Department of Neurological & Psychiatrical Sciences, Second Neurological Clinic, Geriatric Hospital, Via E. Vendramini 7, 35137 Padova, Italy.
- Key words: interferon-beta, natural autoantibodies, multiple sclerosis.
- Page(s) : 56-61
- Published in: 2001
We analysed the role of dosage, route and frequency of administration of clinical grade interferon-beta (IFN-b) preparations in inducing anti-IFN-b antibodies (IFN-b-Abs) in 5 groups of relapsing-remitting multiple sclerosis (RRMS) patients who were respectively treated as follows: 1) weekly intramuscular (i.m.) injections of 30 mg of recombinant IFN-b1a (Avonex™), 2) subcutis (s.c.) injections of 250 mg IFN-b1b (Betaferon®) every other day, 3) weekly i.m. injections of 250 mg IFN-b1b (Betaferon®), 4) s.c. injections of 22 mg of IFN-b1a (Rebif®) three times a week, and 5) i.m. injections of 22 mg of IFN-b1a (Rebif®) twice a week. IFN-b-Abs were determined by ELISA. IFN-b1b was more immunogenic than IFN-b1a not only when administered s.c. every other day, but also when administered i.m. at a lower weekly dose; i.m. injection, however, significantly delayed the appearance, and induced lower serum levels of IFN-b-Abs. In patients treated with s.c.

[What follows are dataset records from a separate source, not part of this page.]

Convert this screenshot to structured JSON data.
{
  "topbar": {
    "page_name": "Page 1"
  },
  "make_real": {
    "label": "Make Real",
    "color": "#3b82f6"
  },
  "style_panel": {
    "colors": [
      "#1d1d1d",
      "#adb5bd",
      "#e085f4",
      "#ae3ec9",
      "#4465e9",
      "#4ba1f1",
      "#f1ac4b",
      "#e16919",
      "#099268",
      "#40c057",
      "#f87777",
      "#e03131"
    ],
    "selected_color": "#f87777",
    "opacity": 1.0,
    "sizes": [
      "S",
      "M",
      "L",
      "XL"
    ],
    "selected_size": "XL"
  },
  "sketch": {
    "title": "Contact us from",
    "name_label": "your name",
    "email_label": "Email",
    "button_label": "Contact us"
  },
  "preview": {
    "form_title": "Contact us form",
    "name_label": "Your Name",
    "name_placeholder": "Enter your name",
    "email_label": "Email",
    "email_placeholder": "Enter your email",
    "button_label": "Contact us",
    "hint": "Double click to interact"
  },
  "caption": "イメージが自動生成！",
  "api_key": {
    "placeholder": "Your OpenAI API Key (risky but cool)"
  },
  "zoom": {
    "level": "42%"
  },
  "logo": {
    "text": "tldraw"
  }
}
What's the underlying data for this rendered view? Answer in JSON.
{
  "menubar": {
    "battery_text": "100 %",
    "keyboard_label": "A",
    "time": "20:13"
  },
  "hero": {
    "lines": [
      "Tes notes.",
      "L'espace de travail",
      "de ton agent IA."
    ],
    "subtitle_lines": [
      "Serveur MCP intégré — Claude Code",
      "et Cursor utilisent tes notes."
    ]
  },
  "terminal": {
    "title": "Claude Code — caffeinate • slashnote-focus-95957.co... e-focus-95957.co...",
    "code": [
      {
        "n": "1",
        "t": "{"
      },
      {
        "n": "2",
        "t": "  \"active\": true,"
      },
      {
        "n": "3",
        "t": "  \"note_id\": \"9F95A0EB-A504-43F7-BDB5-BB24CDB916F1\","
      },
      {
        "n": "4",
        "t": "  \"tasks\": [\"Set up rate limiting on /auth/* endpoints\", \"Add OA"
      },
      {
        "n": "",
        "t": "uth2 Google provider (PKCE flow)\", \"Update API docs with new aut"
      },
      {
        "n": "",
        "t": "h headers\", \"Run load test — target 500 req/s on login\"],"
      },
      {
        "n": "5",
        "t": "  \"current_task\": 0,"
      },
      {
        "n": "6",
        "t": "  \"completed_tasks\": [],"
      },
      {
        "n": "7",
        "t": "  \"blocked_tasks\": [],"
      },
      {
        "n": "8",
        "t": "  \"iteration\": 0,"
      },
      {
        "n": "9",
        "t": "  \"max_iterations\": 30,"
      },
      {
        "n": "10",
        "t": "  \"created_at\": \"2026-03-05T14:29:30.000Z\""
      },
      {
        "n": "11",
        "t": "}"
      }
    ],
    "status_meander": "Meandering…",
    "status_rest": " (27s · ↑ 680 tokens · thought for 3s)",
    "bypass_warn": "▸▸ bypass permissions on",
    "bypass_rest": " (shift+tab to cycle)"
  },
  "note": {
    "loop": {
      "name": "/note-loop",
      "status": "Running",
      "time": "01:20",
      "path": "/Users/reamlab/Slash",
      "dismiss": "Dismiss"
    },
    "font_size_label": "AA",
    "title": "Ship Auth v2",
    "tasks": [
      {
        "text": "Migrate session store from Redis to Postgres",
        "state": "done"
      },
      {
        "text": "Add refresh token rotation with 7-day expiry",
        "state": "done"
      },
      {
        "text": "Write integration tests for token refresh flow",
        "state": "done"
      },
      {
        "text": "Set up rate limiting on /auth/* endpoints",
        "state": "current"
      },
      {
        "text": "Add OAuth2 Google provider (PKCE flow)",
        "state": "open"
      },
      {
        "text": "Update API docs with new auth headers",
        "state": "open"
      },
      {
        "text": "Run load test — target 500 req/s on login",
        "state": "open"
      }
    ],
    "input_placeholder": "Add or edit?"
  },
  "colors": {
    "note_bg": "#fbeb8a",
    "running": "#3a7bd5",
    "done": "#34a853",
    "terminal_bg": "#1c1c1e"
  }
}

IFN-b1b, Ab levels peaked 3 to 9 months after therapy initiation, and then slowly, but progressively, declined to pre-therapy levels that in some patients were reached after three years. Patients treated with i.m. or s.c. IFN-b1a only rarely developed IFN-b-Abs, and then at very low titers. Overall, the i.m. weekly administration of IFN-b1a was the less immunogenic treatment. In IFN-b1b-treated patients, a wash-out period of two/three months was sufficient to bring the IFN-b-Ab levels below the cut-off. Our findings suggest that the immunogenicity of IFN-b1a is low, regardless of the route of administration and the dosage, while that of
IFN-b1b is high, and is significantly, but not completely reduced by i.m. administration. As IFN-b-Abs are cross-reactive, a wash-out period is suggested when the preparation is changed from IFN-b1b to IFN-b1a in order to maintain the clinical benefits of the therapy.